You drop a coin... into the sea... and shout out "Please come back to me"...
You name your child... after your fear... and tell them "I have brought you here"...

Friday, February 18, 2011

Lord of the Flies

This is number 3 of my awesome Lit essays ;D
I would also recommend reading/ seeing Lord of the Flies before you read this essay.

How does the Lord of the Flies relate to studies in psychology?

There are many different experiments that relate to the plotline of this movie, some of them include the Milgram experiment and the Robber’s cave experiment. This movie explores such behaviours as obedience, social hierarchy and Human instinct or we could call it the hierarchy of human need, and many other social behaviours which we will look at in this essay, this text is going to simply link experiments with they’re parts in the movie.

Humans are social creatures, and therefore have a need to be accepted and loved, one of the easiest ways of getting accepted is to act like the group that you want to be accepted by, this act goes by another name: conformity. The most well-known conformity experiment was done by Solomon Asch; He gathered a bunch of boys into a room to ask a series of questions- except for one all the boys were actors, and being instructed to say the wrong answer. The results would come from the lone authentic boy if he would give the obvious correct answer, or follow the social code and give the wrong answer. More often then not the person would give the wrong answer, and prove Asch’s conformity theory. The boys in Lord of the Flies did the exact same thing, it was either all for Ralph or all for Jack, they took social cues from each other to chose either boy.
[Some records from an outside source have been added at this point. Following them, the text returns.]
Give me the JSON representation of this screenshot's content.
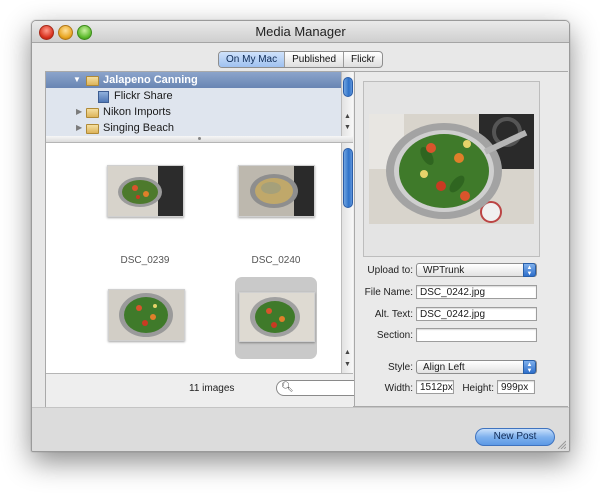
{
  "window": {
    "title": "Media Manager"
  },
  "tabs": [
    {
      "label": "On My Mac",
      "active": true
    },
    {
      "label": "Published",
      "active": false
    },
    {
      "label": "Flickr",
      "active": false
    }
  ],
  "sources": [
    {
      "label": "Jalapeno Canning",
      "icon": "folder-icon",
      "expanded": true,
      "selected": true
    },
    {
      "label": "Flickr Share",
      "icon": "document-icon",
      "expanded": false,
      "selected": false
    },
    {
      "label": "Nikon Imports",
      "icon": "folder-icon",
      "expanded": false,
      "selected": false
    },
    {
      "label": "Singing Beach",
      "icon": "folder-icon",
      "expanded": false,
      "selected": false
    }
  ],
  "images": [
    {
      "caption": "DSC_0239"
    },
    {
      "caption": "DSC_0240"
    },
    {
      "caption": ""
    },
    {
      "caption": ""
    }
  ],
  "status": {
    "count": "11 images",
    "search_placeholder": ""
  },
  "inspector": {
    "upload_to_label": "Upload to:",
    "upload_to_value": "WPTrunk",
    "file_name_label": "File Name:",
    "file_name_value": "DSC_0242.jpg",
    "alt_text_label": "Alt. Text:",
    "alt_text_value": "DSC_0242.jpg",
    "section_label": "Section:",
    "section_value": "",
    "style_label": "Style:",
    "style_value": "Align Left",
    "width_label": "Width:",
    "width_value": "1512px",
    "height_label": "Height:",
    "height_value": "999px"
  },
  "actions": {
    "new_post": "New Post"
  },
  "colors": {
    "selection": "#7792c0",
    "accent": "#2f72c9",
    "pot_green": "#3f7a2a"
  }
}
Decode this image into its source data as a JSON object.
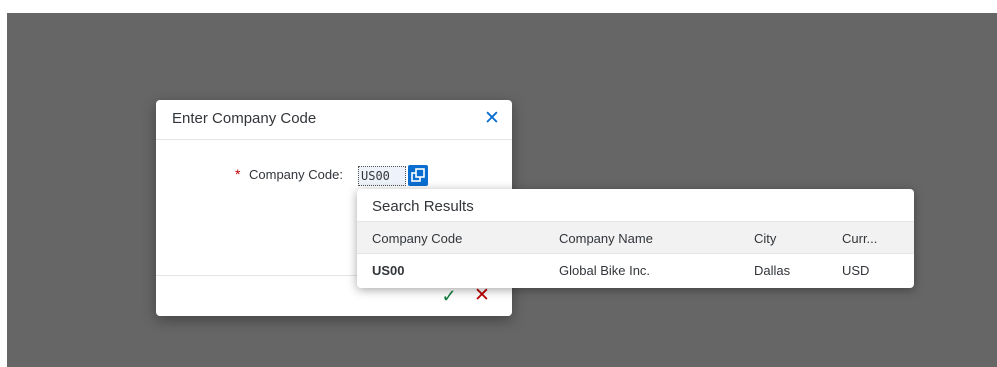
{
  "dialog": {
    "title": "Enter Company Code",
    "close_icon": "close-icon",
    "required_marker": "*",
    "field_label": "Company Code:",
    "field_value": "US00",
    "value_help_icon": "value-help-icon",
    "ok_icon": "checkmark-icon",
    "cancel_icon": "cancel-x-icon",
    "colors": {
      "accent": "#0a6ed1",
      "ok": "#107e3e",
      "cancel": "#bb0000",
      "overlay": "#666666"
    }
  },
  "search_results": {
    "title": "Search Results",
    "columns": [
      "Company Code",
      "Company Name",
      "City",
      "Curr..."
    ],
    "rows": [
      [
        "US00",
        "Global Bike Inc.",
        "Dallas",
        "USD"
      ]
    ]
  }
}
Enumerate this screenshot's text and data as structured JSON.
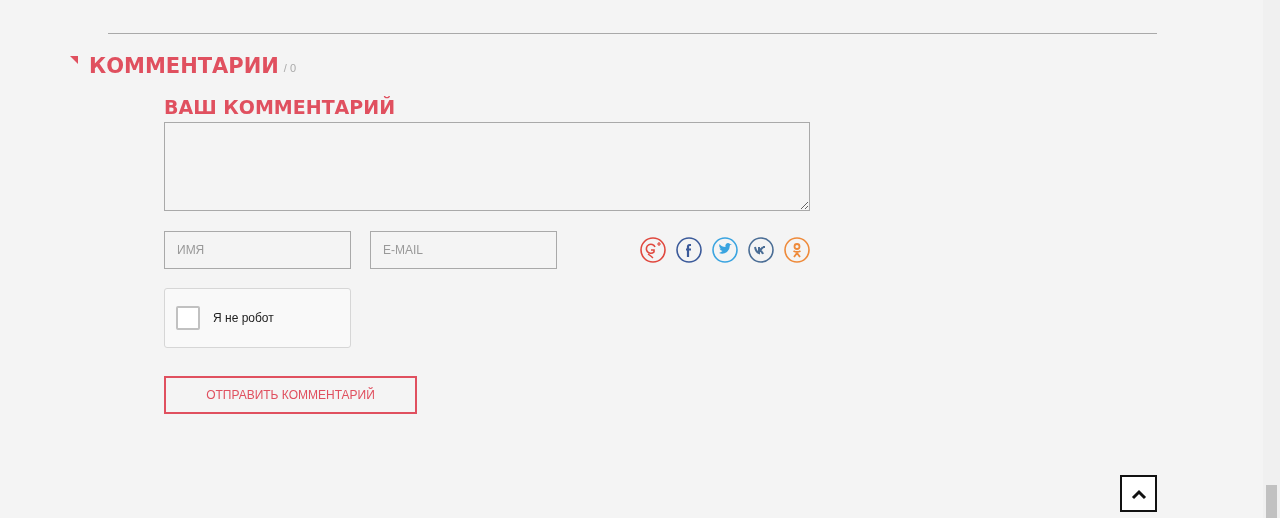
{
  "comments": {
    "title": "КОММЕНТАРИИ",
    "count": "/ 0"
  },
  "form": {
    "heading": "ВАШ КОММЕНТАРИЙ",
    "name_field": {
      "placeholder": "ИМЯ"
    },
    "email_field": {
      "placeholder": "E-MAIL"
    },
    "social": [
      {
        "kind": "googleplus",
        "color": "#e0483e"
      },
      {
        "kind": "facebook",
        "color": "#3b5a9a"
      },
      {
        "kind": "twitter",
        "color": "#3aa4e0"
      },
      {
        "kind": "vk",
        "color": "#4a6d95"
      },
      {
        "kind": "odnoklassniki",
        "color": "#ee8a3a"
      }
    ],
    "captcha": {
      "label": "Я не робот",
      "checked": false
    },
    "submit": "ОТПРАВИТЬ КОММЕНТАРИЙ"
  }
}
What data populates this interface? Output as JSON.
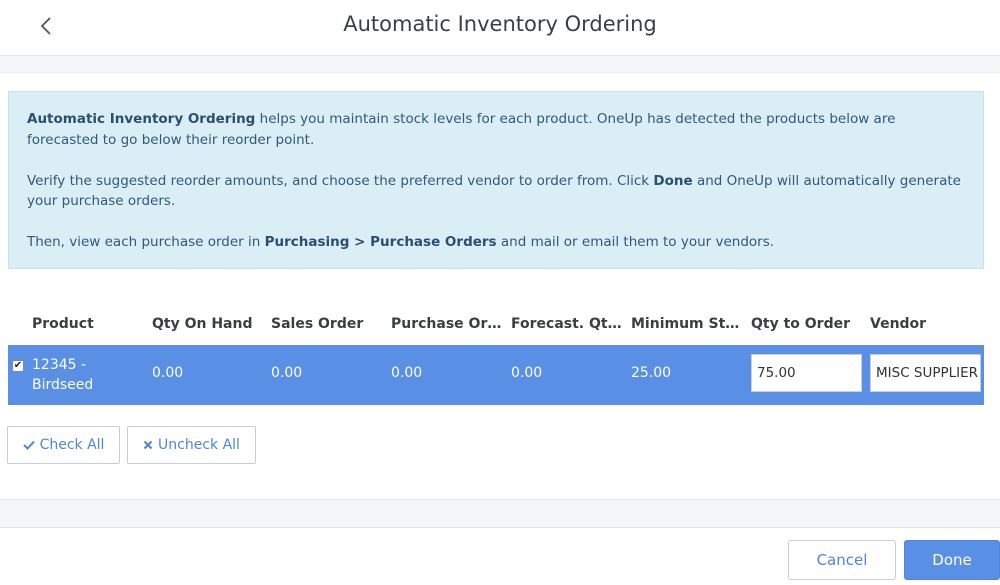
{
  "header": {
    "title": "Automatic Inventory Ordering",
    "back_icon": "chevron-left-icon"
  },
  "info": {
    "p1_bold": "Automatic Inventory Ordering",
    "p1_text": " helps you maintain stock levels for each product. OneUp has detected the products below are forecasted to go below their reorder point.",
    "p2_text_a": "Verify the suggested reorder amounts, and choose the preferred vendor to order from. Click ",
    "p2_bold": "Done",
    "p2_text_b": " and OneUp will automatically generate your purchase orders.",
    "p3_text_a": "Then, view each purchase order in ",
    "p3_bold": "Purchasing > Purchase Orders",
    "p3_text_b": " and mail or email them to your vendors."
  },
  "table": {
    "columns": [
      "Product",
      "Qty On Hand",
      "Sales Order",
      "Purchase Ord...",
      "Forecast. Qty...",
      "Minimum Sto...",
      "Qty to Order",
      "Vendor"
    ],
    "rows": [
      {
        "checked": true,
        "product_line1": "12345 -",
        "product_line2": "Birdseed",
        "qty_on_hand": "0.00",
        "sales_order": "0.00",
        "purchase_order": "0.00",
        "forecast_qty": "0.00",
        "minimum_stock": "25.00",
        "qty_to_order": "75.00",
        "vendor": "MISC SUPPLIER"
      }
    ]
  },
  "actions": {
    "check_all": "Check All",
    "uncheck_all": "Uncheck All",
    "check_icon": "checkmark-icon",
    "uncheck_icon": "x-icon"
  },
  "footer": {
    "cancel": "Cancel",
    "done": "Done"
  },
  "colors": {
    "accent": "#5a8fe6",
    "info_bg": "#daeef6",
    "info_text": "#32587a"
  }
}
The fact that the boys did follow social cues, or didn’t want to stand out, can be linked back to Maslow’s Hierarchy of Human Needs; as I said before humans feel the need to be accepted and loved.
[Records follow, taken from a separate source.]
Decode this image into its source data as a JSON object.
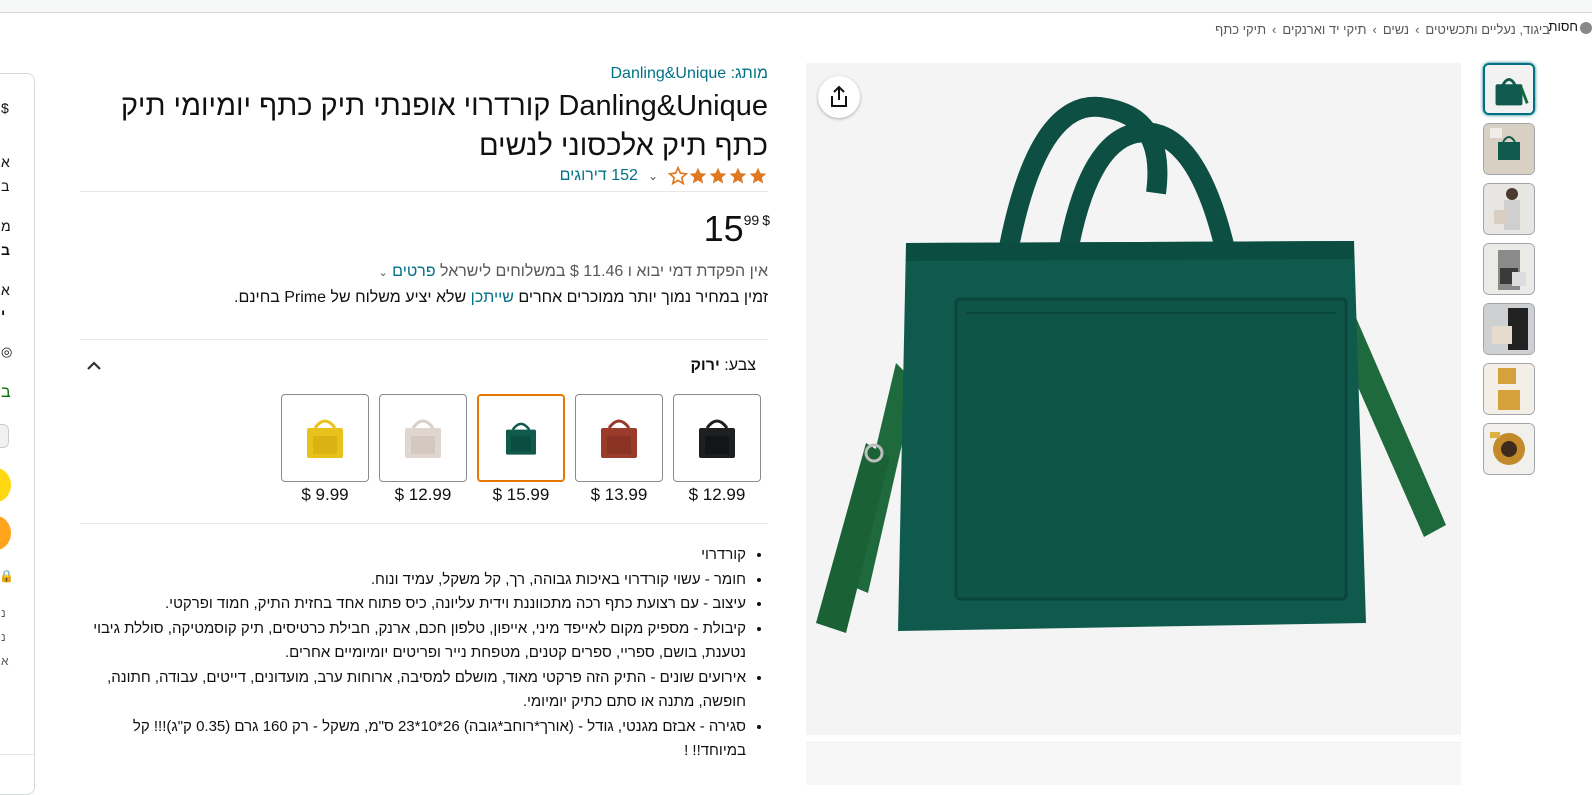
{
  "breadcrumb": [
    "ביגוד, נעליים ותכשיטים",
    "נשים",
    "תיקי יד וארנקים",
    "תיקי כתף"
  ],
  "cut_right_text": "חסות",
  "buybox_cut": {
    "lines": [
      "$",
      "א",
      "ב",
      "מ",
      "ב",
      "א",
      "י",
      "ב",
      "נ",
      "נ",
      "א"
    ]
  },
  "product": {
    "brand_link": "מותג: Danling&Unique",
    "title": "Danling&Unique קורדרוי אופנתי תיק כתף יומיומי תיק כתף תיק אלכסוני לנשים",
    "rating": 4.5,
    "rating_count": "152 דירוגים",
    "price_whole": "15",
    "price_fraction": "99",
    "currency": "$",
    "import_text": "אין הפקדת דמי יבוא ו 11.46 $ במשלוחים לישראל",
    "import_link": "פרטים",
    "prime_text_before": "זמין במחיר נמוך יותר ממוכרים אחרים",
    "prime_link": "שייתכן",
    "prime_text_after": "שלא יציע משלוח של Prime בחינם."
  },
  "color": {
    "label": "צבע:",
    "selected": "ירוק",
    "options": [
      {
        "name": "black",
        "price": "$ 12.99",
        "color": "#1e1f21"
      },
      {
        "name": "brown",
        "price": "$ 13.99",
        "color": "#9a3b2c"
      },
      {
        "name": "green",
        "price": "$ 15.99",
        "color": "#0f5a4c"
      },
      {
        "name": "beige",
        "price": "$ 12.99",
        "color": "#e0d6cf"
      },
      {
        "name": "yellow",
        "price": "$ 9.99",
        "color": "#e8c21a"
      }
    ]
  },
  "bullets": [
    "קורדרוי",
    "חומר - עשוי קורדרוי באיכות גבוהה, רך, קל משקל, עמיד ונוח.",
    "עיצוב - עם רצועת כתף רכה מתכווננת וידית עליונה, כיס פתוח אחד בחזית התיק, חמוד ופרקטי.",
    "קיבולת - מספיק מקום לאייפד מיני, אייפון, טלפון חכם, ארנק, חבילת כרטיסים, תיק קוסמטיקה, סוללת גיבוי נטענת, בושם, ספריי, ספרים קטנים, מטפחת נייר ופריטים יומיומיים אחרים.",
    "אירועים שונים - התיק הזה פרקטי מאוד, מושלם למסיבה, ארוחות ערב, מועדונים, דייטים, עבודה, חתונה, חופשה, מתנה או סתם כתיק יומיומי.",
    "סגירה - אבזם מגנטי, גודל - (אורך*רוחב*גובה) 26*10*23 ס\"מ, משקל - רק 160 גרם (0.35 ק\"ג)!!! קל במיוחד!! !"
  ],
  "colors": {
    "link": "#007185",
    "star": "#de7921",
    "selected_border": "#e77600",
    "bag_green": "#0f5a4c",
    "buy_yellow": "#ffd814",
    "buy_orange": "#ffa41c"
  }
}
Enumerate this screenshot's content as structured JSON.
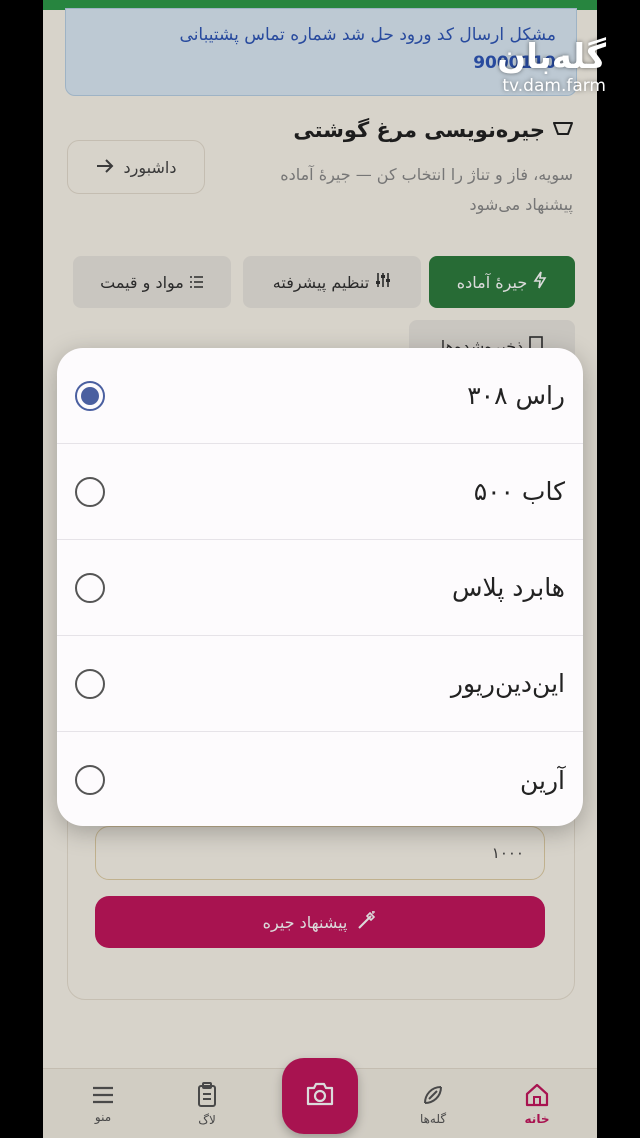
{
  "notice": {
    "line1": "مشکل ارسال کد ورود حل شد شماره تماس پشتیبانی",
    "line2": "9000110"
  },
  "header": {
    "title": "جیره‌نویسی مرغ گوشتی",
    "subtitle": "سویه، فاز و تناژ را انتخاب کن — جیرهٔ آماده پیشنهاد می‌شود",
    "dashboard_label": "داشبورد"
  },
  "tabs": {
    "ready": "جیرهٔ آماده",
    "advanced": "تنظیم پیشرفته",
    "materials": "مواد و قیمت",
    "saved": "ذخیره‌شده‌ها"
  },
  "form": {
    "quantity_value": "۱۰۰۰",
    "suggest_label": "پیشنهاد جیره"
  },
  "strain_dialog": {
    "options": [
      {
        "label": "راس ۳۰۸",
        "selected": true
      },
      {
        "label": "کاب ۵۰۰",
        "selected": false
      },
      {
        "label": "هابرد پلاس",
        "selected": false
      },
      {
        "label": "این‌دین‌ریور",
        "selected": false
      },
      {
        "label": "آرین",
        "selected": false
      }
    ]
  },
  "bottom_nav": {
    "home": "خانه",
    "herds": "گله‌ها",
    "log": "لاگ",
    "menu": "منو"
  },
  "watermark": {
    "logo": "گله‌بان",
    "domain": "tv.dam.farm"
  },
  "colors": {
    "primary_green": "#2e7d3e",
    "accent_magenta": "#c4175e",
    "radio_blue": "#4a5fa0"
  }
}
However before that level comes the levels of Physiology, or in layman’s terms survival and the level of safety; after that comes love/belonging, esteem then self-actualisation which is the level of knowing who you are, and how you work. The boys in the text did go through this hierarchy, they went through it in order, first getting things to survive, then reassuring themselves with shelter and safety, creating a loving group (bar Jack and his group) where each boy had a place in. Most of them even made it through to the higher levels of the triangle, becoming the leaders and figuring out, or trying to figure out the problems in the society.
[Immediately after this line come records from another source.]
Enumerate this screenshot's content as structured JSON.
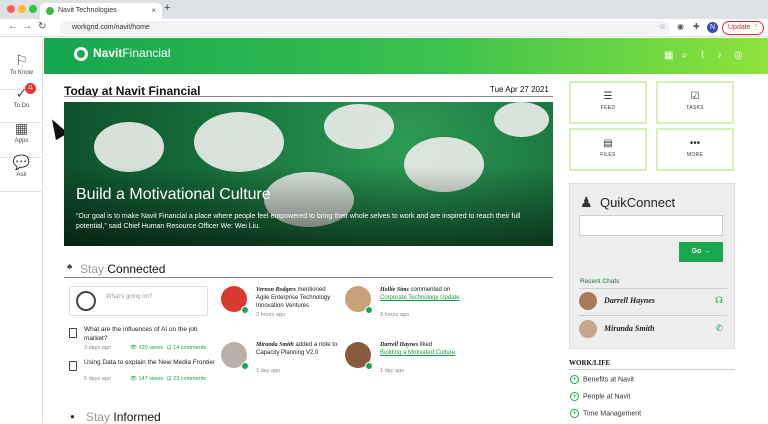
{
  "browser": {
    "tab_title": "Navit Technologies",
    "tab_close": "×",
    "new_tab": "+",
    "url": "workgrid.com/navit/home",
    "profile_initial": "N",
    "update_label": "Update"
  },
  "leftnav": {
    "items": [
      {
        "label": "To Know",
        "icon": "flag-icon",
        "glyph": "⚐"
      },
      {
        "label": "To Do",
        "icon": "checklist-icon",
        "glyph": "✓",
        "badge": "11"
      },
      {
        "label": "Apps",
        "icon": "apps-grid-icon",
        "glyph": "▦"
      },
      {
        "label": "Ask",
        "icon": "chat-bubble-icon",
        "glyph": "💬"
      }
    ]
  },
  "header": {
    "brand_bold": "Navit",
    "brand_rest": "Financial",
    "icons": [
      "grid-icon",
      "search-icon",
      "analytics-icon",
      "bell-icon",
      "account-icon"
    ],
    "accent": "#1aa84f"
  },
  "today": {
    "title": "Today at Navit Financial",
    "date": "Tue Apr 27 2021"
  },
  "hero": {
    "title": "Build a Motivational Culture",
    "quote": "“Our goal is to make Navit Financial a place where people feel empowered to bring their whole selves to work and are inspired to reach their full potential,” said Chief Human Resource Officer We: Wei Liu."
  },
  "stay_connected": {
    "title_light": "Stay",
    "title_bold": "Connected",
    "post_placeholder": "What's going on?",
    "questions": [
      {
        "text": "What are the influences of AI on the job market?",
        "time": "3 days ago",
        "views": "220 views",
        "comments": "14 comments"
      },
      {
        "text": "Using Data to explain the New Media Frontier",
        "time": "5 days ago",
        "views": "147 views",
        "comments": "23 comments"
      }
    ],
    "activity": [
      {
        "name": "Vernon Rodgers",
        "action": "mentioned",
        "target": "Agile Enterprise Technology Innovation Ventures",
        "time": "2 hours ago"
      },
      {
        "name": "Hollie Sims",
        "action": "commented on",
        "target": "Corporate Technology Update",
        "time": "8 hours ago"
      },
      {
        "name": "Miranda Smith",
        "action": "added a note to Capacity Planning V2.0",
        "target": "",
        "time": "1 day ago"
      },
      {
        "name": "Darrell Haynes",
        "action": "liked",
        "target": "Building a Motivated Culture",
        "time": "1 day ago"
      }
    ]
  },
  "stay_informed": {
    "title_light": "Stay",
    "title_bold": "Informed"
  },
  "tiles": [
    {
      "label": "FEED",
      "icon": "feed-icon",
      "glyph": "☰"
    },
    {
      "label": "TASKS",
      "icon": "tasks-icon",
      "glyph": "☑"
    },
    {
      "label": "FILES",
      "icon": "files-icon",
      "glyph": "▤"
    },
    {
      "label": "MORE",
      "icon": "more-icon",
      "glyph": "•••"
    }
  ],
  "quikconnect": {
    "title": "QuikConnect",
    "go_label": "Go →",
    "recent_label": "Recent Chats",
    "chats": [
      {
        "name": "Darrell Haynes",
        "icon": "headset-icon"
      },
      {
        "name": "Miranda Smith",
        "icon": "phone-off-icon"
      }
    ]
  },
  "worklife": {
    "title": "WORK/LIFE",
    "items": [
      "Benefits at Navit",
      "People at Navit",
      "Time Management"
    ]
  }
}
Another experiment that was very closely linked to this text was the Robber’s cave experiment. In this experiment two groups of boy, around the same age as the character in the book were left to their own devices in a isolated camp. The boys created hierarchy and took care of their survival needs, overall it was almost mirror image to what the children in Lord of the Flies had done, bar the murder.

Another role-play experiment similar to Robber’s cave and thus to Lord of the Flies is the Stanford prison experiment, where students got divided into “prisoners” and “guards”. The result recieved from this controversial experiment is akin to the plot line of the text. Basically when a person is put in a certain situation, they would act accordingly. For example Jack, fell into the role of defying Ralph and becoming the rebel leader, through out the course of the book Jack became more and more sadistic, and more and more power drunk. The Stanford Prison experiment had the same reaction, the guards would become sadistic and do things that would have never thought to have done if in their right minds.

Overall Lord of the Flies is a very interesting book, its focus on human behaviour when left on its own is striking and unnerving. It relates to many experiments done in the psychology arena, experiments such as Robber’s cave, the Stanford Prison experiment and Maslow’s experiments. All of these describe a side of human nature that all of us know exist, but few wish to understand.